BioWorld International Correspondent

LONDON - A new understanding of how the gut pathogen Helicobacter pylori manages to defeat the immune system in the stomach could allow the development of new, more specific immunosuppressive drugs with fewer side effects.

Researchers in Germany have shown that H. pylori produces a toxin that interferes with T-cell activation in a way that is very similar to the immunosuppressive drugs cyclosporin A and FK506.

Rainer Haas, professor of microbiology at the Max von Pettenkofer-Institute of the Ludwig-Maximilians University in Munich, told BioWorld International: "People had tested this toxin, which is called VacA, on epithelial cells before, but never on immune cells. This is the first evidence that VacA affects the immune system, and it explains for the first time how H. pylori is able to set up a chronic infection in the gut."

The work is reported in the Aug. 22, 2003, issue of Science in a paper titled "Helicobacter pylori Vacuolating Cytotoxin Inhibits T Lymphocyte Activation."

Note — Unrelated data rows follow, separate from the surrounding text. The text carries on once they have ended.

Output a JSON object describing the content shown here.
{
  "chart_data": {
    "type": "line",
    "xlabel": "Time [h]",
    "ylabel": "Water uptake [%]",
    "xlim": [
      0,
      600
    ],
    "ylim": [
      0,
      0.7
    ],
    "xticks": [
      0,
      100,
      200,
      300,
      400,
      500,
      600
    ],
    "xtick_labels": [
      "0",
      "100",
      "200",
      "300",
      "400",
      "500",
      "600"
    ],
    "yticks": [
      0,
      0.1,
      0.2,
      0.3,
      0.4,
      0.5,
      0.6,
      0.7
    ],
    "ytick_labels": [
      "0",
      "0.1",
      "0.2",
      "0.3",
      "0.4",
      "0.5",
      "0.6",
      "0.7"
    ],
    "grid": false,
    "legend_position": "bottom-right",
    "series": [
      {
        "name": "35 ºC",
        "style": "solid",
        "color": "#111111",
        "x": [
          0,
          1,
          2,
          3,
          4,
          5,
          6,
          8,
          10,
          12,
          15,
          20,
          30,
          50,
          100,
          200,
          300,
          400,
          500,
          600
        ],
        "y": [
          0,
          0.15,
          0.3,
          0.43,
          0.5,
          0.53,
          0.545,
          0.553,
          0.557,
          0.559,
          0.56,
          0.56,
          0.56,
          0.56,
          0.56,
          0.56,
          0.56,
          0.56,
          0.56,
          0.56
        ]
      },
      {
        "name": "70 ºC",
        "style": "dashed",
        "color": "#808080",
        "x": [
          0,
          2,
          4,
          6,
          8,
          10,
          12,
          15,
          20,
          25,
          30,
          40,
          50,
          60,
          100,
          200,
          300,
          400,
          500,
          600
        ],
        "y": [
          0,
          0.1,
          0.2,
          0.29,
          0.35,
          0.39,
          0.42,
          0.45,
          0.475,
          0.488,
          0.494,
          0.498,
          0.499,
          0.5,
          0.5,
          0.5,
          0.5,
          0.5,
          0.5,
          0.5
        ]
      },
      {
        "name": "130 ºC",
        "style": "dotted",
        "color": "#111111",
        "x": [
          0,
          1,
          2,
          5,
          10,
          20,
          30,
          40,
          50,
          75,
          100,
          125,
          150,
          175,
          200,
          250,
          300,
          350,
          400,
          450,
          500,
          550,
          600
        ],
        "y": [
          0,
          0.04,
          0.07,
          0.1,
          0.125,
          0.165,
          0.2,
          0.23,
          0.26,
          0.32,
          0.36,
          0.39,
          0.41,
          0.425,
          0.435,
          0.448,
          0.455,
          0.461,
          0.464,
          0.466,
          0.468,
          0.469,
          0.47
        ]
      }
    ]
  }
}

It is well known that H. pylori plays a role in the development of stomach ulcers. Ulcers can be healed with treatment, but they will recur if the H. pylori infection is allowed to persist. It normally is possible to eradicate it only if the patient also is prescribed antibiotics.

The evidence for a role for H. pylori in gastric cancer is less strong, but epidemiological studies have shown that people who carry the bacterium in their stomachs have a risk of developing gastric cancer that is between two and six times higher than that of people who are not infected.

Haas and his colleagues decided to investigate why the body's immune response against the bacterium is not effective. They focused on two proteins known to be secreted by H. pylori.

The first was vacuolating cytotoxin, also known as VacA, which causes vacuoles to form in epithelial cells, and eventually kills them. The second was CagA, which H. pylori directly injects into host epithelial cells.

The German team's first experiment was to add H. pylori to T cells, which play a key role in orchestrating the immune response. Normally, when T cells become activated, they secrete interleukin-2 - a growth factor for T cells - and they begin to proliferate.

"We found out very quickly," Haas said, "that H. pylori is able to completely block T-cell proliferation."

When they compared the abilities of H. pylori strains that either had the gene for VacA or the gene for CagA knocked out, they found that the mutant lacking VacA was no longer able to block T-cell proliferation, suggesting that VacA played a key role.

Because of the importance of interleukin-2 secretion in T-cell activation, their next step was to examine how VacA affected that.

"We found that the bacteria producing VacA were able to strongly inhibit the ability to produce interleukin-2," Haas said. Further experiments showed that the gene for IL-2 was blocked at the transcriptional level.

Out of the three transcription factors known to be required for transcription of the gene encoding IL-2, Haas and his colleagues found that only one - called NFAT - could be blocked by VacA.

"We discovered that NFAT, which normally goes into the nucleus of the T cell to bind to the gene for interleukin-2, does not do this when we add the VacA protein," Haas added.

To determine whether any other genes were blocked by VacA, the group used a DNA microarray to see which genes were downregulated or activated in T cells after adding VacA. They discovered that VacA modulated gene activity in a very similar fashion to immunosuppressive drugs such as cyclosporin and FK506. "We can conclude," Haas said, "that VacA uses a similar mechanism of immunosuppression as that described for cyclosporin and FK506."

The work has few direct implications for treatment of H. pylori, which can readily be eradicated by antibiotic treatment. Vaccines against H. pylori infection also are being developed. However, Haas predicts that the finding may hold the key to the development of a new generation of more specific immunosuppressive drugs with fewer side effects.

"Drugs like cyclosporin A and FK506 cannot be targeted specifically at particular types of cells. But a protein like VacA could, if coupled to antibodies, be directed solely at T cells or even certain subsets of T cells. We would like to collaborate with companies interested in pursuing this line," Haas said.

The group's next experiments will involve studying the impact of H. pylori on T cells in the guts of relevant animal models. They also plan to examine whether T cells are downregulated in biopsy samples from humans with H. pylori infection and stomach ulcers.